Dora Rozenberg and her mother Tsylia Rahman

This is my mother Dora Rozenberg and my grandmother Tsylia Rahman. This photo was taken in Vinnitsa in 1914. My maternal grandmother Tsylia Rahman, whose maiden name I don't know, was born in a town near Chernovtsy in 1875. She graduated from a private Russian grammar school. My grandmother was a beautiful girl and dressed with good taste. She was married very young to a man she didn't love. She divorced him shortly afterwards and never wanted to talk about him. She then married Isaac Rahman for love. I don't know where she and my grandfather met. The newlyweds settled down in the town of Konstantinovka in the Poltava province where my mother and her brother were born. Then they lived in Yelisavetgrad. I knew my grandmother very well. She was the one who raised me, since my mother and father were at work from morning until night. She took me for walks in the park and to my music classes. My grandmother told me stories.
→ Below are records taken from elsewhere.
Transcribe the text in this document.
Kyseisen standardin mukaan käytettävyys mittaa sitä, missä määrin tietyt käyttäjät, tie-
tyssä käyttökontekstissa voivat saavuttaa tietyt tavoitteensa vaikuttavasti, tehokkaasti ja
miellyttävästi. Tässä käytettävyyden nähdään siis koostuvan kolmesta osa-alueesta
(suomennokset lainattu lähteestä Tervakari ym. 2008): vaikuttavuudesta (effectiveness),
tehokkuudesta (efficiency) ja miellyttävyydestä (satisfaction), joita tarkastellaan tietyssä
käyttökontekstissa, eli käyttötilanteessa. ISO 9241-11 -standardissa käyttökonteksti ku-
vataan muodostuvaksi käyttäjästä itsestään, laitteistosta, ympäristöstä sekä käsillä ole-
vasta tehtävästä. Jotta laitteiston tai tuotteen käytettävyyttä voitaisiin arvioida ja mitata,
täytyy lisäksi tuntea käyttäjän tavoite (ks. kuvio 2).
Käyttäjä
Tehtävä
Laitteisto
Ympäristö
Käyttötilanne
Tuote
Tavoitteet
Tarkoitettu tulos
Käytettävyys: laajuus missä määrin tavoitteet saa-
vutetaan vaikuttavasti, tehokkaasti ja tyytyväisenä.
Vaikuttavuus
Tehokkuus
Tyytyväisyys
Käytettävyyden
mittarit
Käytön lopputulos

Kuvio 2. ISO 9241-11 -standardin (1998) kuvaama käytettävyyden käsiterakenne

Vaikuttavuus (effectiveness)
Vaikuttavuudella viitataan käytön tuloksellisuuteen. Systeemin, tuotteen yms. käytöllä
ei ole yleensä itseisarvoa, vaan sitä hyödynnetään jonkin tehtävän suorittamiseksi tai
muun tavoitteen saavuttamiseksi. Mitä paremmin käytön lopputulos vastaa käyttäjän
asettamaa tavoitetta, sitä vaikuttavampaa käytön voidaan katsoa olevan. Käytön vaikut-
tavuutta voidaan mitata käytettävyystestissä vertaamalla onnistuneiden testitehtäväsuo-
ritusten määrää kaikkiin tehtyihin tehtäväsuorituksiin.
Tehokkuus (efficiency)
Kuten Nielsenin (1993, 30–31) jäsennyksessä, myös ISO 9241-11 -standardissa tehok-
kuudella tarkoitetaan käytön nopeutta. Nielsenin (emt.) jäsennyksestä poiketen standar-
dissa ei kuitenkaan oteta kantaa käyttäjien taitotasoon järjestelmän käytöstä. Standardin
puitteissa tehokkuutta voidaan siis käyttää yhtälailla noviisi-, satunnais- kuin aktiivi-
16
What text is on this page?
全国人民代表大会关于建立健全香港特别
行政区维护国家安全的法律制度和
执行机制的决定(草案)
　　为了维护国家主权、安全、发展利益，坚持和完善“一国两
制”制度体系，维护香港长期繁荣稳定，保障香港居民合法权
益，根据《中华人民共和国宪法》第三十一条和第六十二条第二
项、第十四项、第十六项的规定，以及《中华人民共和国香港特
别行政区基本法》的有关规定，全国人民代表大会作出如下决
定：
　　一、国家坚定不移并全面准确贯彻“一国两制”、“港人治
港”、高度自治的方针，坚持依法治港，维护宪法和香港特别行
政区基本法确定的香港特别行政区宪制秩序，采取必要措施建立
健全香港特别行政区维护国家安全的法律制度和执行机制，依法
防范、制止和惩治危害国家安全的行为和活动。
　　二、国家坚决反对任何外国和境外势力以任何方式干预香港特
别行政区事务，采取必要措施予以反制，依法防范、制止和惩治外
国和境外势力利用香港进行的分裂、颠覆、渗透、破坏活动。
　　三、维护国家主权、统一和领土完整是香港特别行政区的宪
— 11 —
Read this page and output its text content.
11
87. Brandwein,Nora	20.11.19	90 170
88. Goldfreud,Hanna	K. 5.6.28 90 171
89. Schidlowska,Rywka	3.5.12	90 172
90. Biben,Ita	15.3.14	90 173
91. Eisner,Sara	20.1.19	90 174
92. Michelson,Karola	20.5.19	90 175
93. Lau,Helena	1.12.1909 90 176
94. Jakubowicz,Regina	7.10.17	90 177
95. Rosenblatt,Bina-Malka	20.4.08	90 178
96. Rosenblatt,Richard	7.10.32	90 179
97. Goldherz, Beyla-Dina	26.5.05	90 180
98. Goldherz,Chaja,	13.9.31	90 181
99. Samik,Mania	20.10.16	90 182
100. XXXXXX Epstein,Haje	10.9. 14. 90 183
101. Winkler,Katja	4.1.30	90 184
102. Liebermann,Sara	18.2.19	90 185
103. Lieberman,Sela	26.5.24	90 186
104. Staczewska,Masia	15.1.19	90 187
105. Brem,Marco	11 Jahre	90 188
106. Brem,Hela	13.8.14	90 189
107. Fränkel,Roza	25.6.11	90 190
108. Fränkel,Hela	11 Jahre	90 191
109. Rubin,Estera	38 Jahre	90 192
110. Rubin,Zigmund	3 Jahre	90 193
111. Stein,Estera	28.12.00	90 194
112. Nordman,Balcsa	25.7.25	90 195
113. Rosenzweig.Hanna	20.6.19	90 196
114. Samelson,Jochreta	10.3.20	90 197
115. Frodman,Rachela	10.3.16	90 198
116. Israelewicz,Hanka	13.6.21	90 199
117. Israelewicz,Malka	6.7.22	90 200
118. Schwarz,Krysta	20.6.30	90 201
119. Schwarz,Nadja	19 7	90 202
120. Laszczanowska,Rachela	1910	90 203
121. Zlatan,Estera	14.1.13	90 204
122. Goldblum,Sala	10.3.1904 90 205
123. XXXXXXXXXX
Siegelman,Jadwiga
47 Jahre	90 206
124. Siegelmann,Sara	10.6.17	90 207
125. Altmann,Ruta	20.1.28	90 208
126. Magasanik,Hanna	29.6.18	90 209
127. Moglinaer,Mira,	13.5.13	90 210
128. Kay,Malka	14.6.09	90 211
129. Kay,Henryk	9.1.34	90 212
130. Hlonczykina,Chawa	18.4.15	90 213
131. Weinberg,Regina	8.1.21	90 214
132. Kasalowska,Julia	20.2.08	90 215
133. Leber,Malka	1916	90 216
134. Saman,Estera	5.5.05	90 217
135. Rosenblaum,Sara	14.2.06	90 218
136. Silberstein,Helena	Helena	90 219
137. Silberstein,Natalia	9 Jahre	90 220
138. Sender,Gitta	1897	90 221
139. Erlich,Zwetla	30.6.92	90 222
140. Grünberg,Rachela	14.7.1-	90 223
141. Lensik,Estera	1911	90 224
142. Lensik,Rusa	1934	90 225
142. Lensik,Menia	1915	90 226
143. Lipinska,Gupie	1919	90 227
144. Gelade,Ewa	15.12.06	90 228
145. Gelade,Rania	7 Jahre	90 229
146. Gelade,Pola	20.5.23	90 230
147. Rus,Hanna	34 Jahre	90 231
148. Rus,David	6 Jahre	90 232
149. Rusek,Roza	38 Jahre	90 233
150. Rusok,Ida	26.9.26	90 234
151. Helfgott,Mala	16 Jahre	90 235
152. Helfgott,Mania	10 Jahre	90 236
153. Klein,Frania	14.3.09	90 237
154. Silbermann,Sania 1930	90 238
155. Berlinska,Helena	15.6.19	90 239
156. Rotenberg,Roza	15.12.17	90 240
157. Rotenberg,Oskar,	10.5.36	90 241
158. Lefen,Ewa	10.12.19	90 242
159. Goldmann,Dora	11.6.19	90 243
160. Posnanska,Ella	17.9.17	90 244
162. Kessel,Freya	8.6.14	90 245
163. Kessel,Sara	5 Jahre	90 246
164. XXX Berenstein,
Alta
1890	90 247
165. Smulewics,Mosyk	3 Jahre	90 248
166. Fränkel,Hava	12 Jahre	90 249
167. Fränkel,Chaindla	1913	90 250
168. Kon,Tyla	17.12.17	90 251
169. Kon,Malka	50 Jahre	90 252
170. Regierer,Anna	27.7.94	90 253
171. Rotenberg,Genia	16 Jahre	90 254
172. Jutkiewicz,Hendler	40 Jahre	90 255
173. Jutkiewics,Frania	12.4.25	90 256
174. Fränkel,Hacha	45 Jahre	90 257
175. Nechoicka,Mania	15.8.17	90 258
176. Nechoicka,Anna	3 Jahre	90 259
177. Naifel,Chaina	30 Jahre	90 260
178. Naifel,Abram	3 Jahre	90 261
When I grew up, I recognized the biblical themes in them. My grandmother was a housewife. She was a great cook; I remember she often made Jewish cookies, kichelah and gefilte fish. My grandmother was also good at sewing. She made me lovely suits and dresses. My grandmother was well-read too: she knew Yiddish and read Jewish books. Her favorite writers were Sholem Aleichem and Bialik. Grandmother Tsylia was not religious: she didn't go to the synagogue, but she knew all the Jewish traditions and fasted on Yom Kippur. My mother Dora Rahman was born in 1897 in Konstantinovka town of Poltava province. She graduated from a private grammar school for girls in Yelisavetgrad. Shortly before the October revolution her family moved to Odessa. There she was a member of the underground association of young Bolsheviks of Odessa for some time, as a result of her and her brother's common enthusiasm for revolutionary ideas. In 1922, my mother entered Odessa Medical College and after graduating, she received a diploma in psychiatry.